Shankara commente ce modèle en ces termes : « L’âme individuelle, bien qu’elle ne soit intrinsèquement autre que Brahman, s’identifie toujours et s’attache aux enveloppes faites de nourriture, etc., qui sont externes, limitées et composées des éléments subtils. » Et il fait référence à l’histoire du dixième homme décrite plus tôt. De la même façon, « l’âme individuelle, sous l’emprise de l’ignorance caractérisée par la non-perception de sa véritable nature, Brahman, accepte les non-Soi extérieurs, tels le corps composé de nourriture, comme étant le Soi et en conséquence commence à penser : « Je ne suis rien d’autre que ces non-Soi composés de nourriture, etc. »

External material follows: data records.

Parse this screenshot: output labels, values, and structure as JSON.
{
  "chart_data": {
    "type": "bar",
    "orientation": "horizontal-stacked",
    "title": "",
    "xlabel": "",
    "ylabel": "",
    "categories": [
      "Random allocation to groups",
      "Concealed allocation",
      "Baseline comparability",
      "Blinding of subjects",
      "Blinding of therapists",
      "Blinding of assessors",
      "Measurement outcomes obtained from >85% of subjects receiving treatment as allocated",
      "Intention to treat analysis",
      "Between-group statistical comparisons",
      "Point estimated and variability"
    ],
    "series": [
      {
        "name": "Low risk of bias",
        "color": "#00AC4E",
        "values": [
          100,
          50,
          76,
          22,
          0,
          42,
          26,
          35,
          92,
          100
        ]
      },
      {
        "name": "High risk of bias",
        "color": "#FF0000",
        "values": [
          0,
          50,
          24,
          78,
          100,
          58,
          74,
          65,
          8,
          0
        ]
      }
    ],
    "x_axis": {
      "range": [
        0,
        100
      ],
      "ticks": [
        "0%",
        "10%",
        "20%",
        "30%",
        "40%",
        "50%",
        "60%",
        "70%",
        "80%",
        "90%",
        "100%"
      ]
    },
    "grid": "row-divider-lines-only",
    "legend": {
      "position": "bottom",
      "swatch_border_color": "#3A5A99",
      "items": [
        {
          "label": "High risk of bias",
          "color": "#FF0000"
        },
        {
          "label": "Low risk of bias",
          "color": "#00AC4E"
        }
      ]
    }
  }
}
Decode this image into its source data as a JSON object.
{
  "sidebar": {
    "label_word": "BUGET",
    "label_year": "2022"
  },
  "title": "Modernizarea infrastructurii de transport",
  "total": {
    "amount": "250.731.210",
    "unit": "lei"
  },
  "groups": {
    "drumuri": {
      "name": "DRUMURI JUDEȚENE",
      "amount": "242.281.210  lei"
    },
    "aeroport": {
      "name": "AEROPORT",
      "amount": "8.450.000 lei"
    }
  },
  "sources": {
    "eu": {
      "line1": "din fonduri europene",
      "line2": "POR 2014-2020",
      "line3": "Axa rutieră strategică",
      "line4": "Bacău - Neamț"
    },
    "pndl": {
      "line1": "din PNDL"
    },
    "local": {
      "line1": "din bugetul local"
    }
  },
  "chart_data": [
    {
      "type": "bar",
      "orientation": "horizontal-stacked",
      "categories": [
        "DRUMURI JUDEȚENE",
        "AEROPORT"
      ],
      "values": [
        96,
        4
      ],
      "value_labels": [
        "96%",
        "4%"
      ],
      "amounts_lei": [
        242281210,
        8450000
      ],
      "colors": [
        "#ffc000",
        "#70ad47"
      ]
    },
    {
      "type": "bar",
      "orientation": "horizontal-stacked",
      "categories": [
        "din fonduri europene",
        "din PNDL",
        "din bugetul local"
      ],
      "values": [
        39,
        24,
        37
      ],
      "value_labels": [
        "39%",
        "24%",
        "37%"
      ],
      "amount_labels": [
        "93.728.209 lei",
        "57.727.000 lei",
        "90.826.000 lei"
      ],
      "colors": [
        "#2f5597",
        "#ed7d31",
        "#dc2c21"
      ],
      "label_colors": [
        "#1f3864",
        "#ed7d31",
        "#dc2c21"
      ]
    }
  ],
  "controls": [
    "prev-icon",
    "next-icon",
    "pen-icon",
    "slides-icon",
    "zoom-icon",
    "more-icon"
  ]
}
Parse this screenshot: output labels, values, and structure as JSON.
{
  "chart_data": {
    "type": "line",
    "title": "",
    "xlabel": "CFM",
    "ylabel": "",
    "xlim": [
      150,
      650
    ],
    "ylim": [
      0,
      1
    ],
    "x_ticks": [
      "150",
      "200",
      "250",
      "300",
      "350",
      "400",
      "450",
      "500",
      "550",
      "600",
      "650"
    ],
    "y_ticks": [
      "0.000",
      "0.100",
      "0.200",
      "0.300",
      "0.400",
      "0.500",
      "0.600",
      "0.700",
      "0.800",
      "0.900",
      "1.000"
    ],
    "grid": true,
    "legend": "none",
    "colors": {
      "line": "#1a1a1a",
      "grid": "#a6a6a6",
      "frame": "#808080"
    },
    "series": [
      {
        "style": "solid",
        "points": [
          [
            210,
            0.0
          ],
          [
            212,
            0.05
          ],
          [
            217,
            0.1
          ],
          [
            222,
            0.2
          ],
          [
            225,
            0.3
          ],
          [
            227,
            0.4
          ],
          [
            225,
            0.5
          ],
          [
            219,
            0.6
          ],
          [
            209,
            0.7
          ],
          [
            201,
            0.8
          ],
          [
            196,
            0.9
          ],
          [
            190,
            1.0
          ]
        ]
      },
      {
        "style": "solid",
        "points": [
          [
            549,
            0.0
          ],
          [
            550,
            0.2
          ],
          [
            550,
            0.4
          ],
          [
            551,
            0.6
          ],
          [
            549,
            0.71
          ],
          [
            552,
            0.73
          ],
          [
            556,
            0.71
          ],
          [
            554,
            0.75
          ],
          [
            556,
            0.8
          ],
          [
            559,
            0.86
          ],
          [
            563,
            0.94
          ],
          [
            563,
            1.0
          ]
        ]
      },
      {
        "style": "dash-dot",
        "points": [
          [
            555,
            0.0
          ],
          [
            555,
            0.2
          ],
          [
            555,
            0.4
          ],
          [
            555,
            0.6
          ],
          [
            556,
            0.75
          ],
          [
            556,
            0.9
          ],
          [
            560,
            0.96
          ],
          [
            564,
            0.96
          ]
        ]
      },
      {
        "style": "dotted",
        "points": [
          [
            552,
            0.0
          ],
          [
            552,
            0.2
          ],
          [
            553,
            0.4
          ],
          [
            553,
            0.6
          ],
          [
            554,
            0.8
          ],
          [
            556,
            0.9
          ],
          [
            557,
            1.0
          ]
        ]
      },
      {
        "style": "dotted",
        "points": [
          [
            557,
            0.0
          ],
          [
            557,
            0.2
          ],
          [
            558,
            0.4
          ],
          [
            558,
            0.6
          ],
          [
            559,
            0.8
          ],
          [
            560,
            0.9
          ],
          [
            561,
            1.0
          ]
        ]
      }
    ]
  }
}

En pratique, bien sûr, nous ne nous identifions pas consciemment avec l’enveloppe elle-même, mais avec un ou plusieurs de ses attributs. Ainsi, nous prétendons par exemple que nous sommes stupides, en nous identifiant effectivement à l’esprit ou à l’intellect. Le Soi n’est jamais vraiment associé à ces attributs ou aux enveloppes elles-mêmes, parce que seul le Soi est réel – le reste est mithya. L’incapacité à comprendre cela conduit certains enseignants à déclarer que nous devons « nous débarrasser de l’esprit » ou « détruire l’ego » afin d’atteindre la réalisation. C’est comme si l’on disait que nous devons tuer le serpent afin de découvrir la corde.
En définitive, ce modèle est aussi un exemple de la méthode de co-présence et de co-absence (anvaya-vyatireka). Le corps physique est absent à l’état de rêve, bien que « Je » sois présent dans les deux états. Par conséquent, je ne suis pas le corps. Le corps subtil est, pareillement, absent dans le sommeil profond, bien que « Je » demeure. Je ne peux donc pas être non plus l’enveloppe vitale, mentale ou intellectuelle. Finalement, l’ignorance (qui correspond à l’enveloppe de béatitude) disparaît dans l’état de samadhi (un état méditatif exceptionnel que la philosophie du Yoga considère comme le but ultime), et je ne peux donc pas être cette enveloppe non plus.
En fait, je suis l’Atman, présent dans tous les trois états, témoin des soi-disant enveloppes. Elles ne sont des couches ou des voiles que dans la mesure où, à cause de l’ignorance, je me considère comme autre que l’Atman. Je dis : « Je suis gros », « je suis vieux », etc., parce que je me prends pour le corps physique. Mais ce sont des attributs du corps, et non le Soi. L’Atman lui-même n’a aucun de ces attributs ; et il en va de même des autres enveloppes.
Le point fondamental que nous devons comprendre, prévient Swami Dayananda (qui est probablement le plus grand enseignant vivant de l’advaita à l’heure où j’écris ces lignes), c’est qu’il n’y a pas de « Soi intérieur » dont il faille faire l’expérience au-delà ou à l’intérieur de toutes ces enveloppes. Nous sommes cet Atman tout le temps, indépendamment de la vue erronée que l’esprit pourrait adopter. Rien n’est jamais vraiment « caché ».